If observation is confined to regions sufficiently remote from a system of charges, a multipole expansion of the exact polarization density can be made. By truncating this expansion (for example, retaining only the dipole terms, or only the dipole and quadrupole terms, or etc.), the results of the previous section are regained. In particular, truncating the expansion at the dipole term, the result is indistinguishable from the polarization density generated by a uniform dipole moment confined to the charge region. To the accuracy of this dipole approximation, as shown in the previous section, the dipole moment density p(r) (which includes not only p but the location of p) serves as P(r).
At locations inside the charge array, to connect an array of paired charges to an approximation involving only a dipole moment density p(r) requires additional considerations. The simplest approximation is to replace the charge array with a model of ideal (infinitesimally spaced) dipoles. In particular, as in the example above that uses a constant dipole moment density confined to a finite region, a surface charge and depolarization field results. A more general version of this model (which allows the polarization to vary with position) is the customary approach using a electric susceptibility or electrical permittivity.

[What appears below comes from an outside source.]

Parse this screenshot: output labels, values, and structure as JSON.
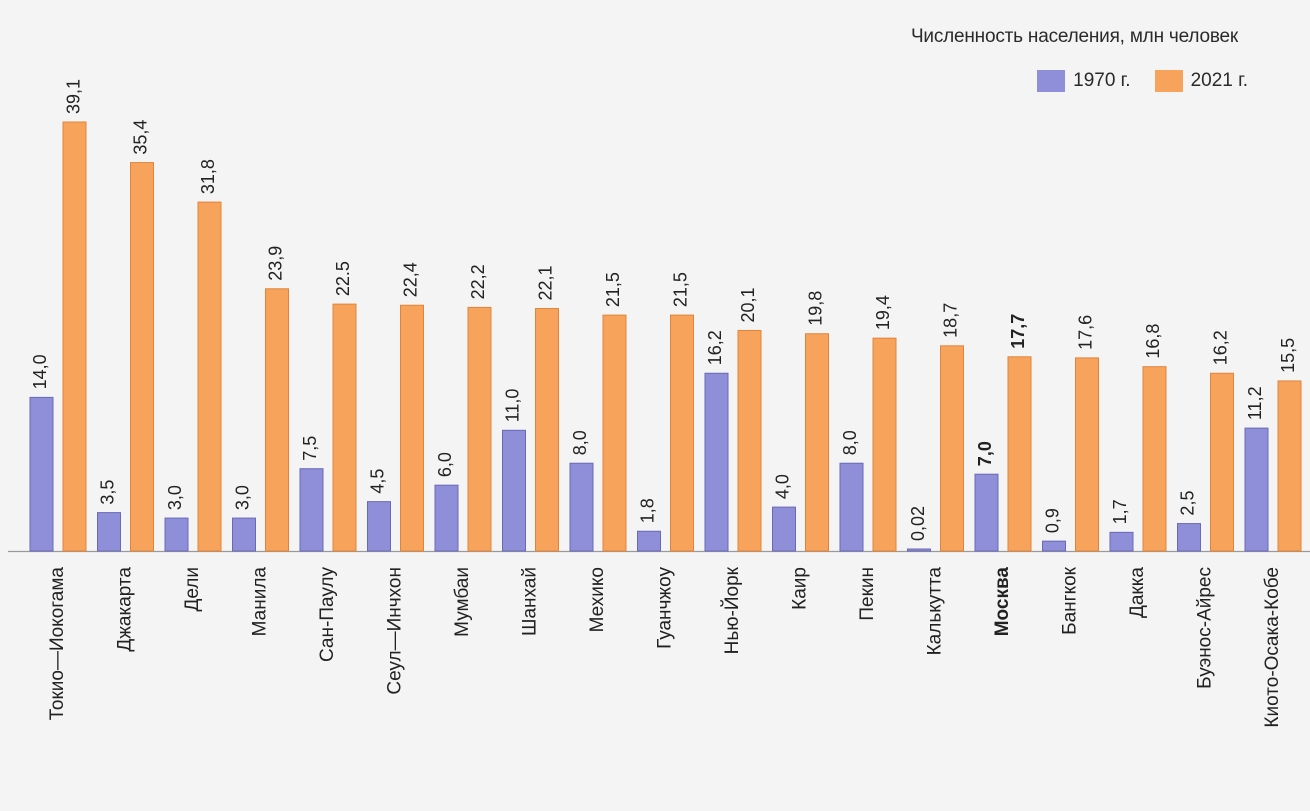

A more complex model of the point charge array introduces an effective medium by averaging the microscopic charges;[19] for example, the averaging can arrange that only dipole fields play a role. A related approach is to divide the charges into those nearby the point of observation, and those far enough away to allow a multipole expansion. The nearby charges then give rise to local field effects. In a common model of this type, the distant charges are treated as a homogeneous medium using a dielectric constant, and the nearby charges are treated only in a dipole approximation. The approximation of a medium or an array of charges by only dipoles and their associated dipole moment density is sometimes called the point dipole approximation, the discrete dipole approximation, or simply the dipole approximation.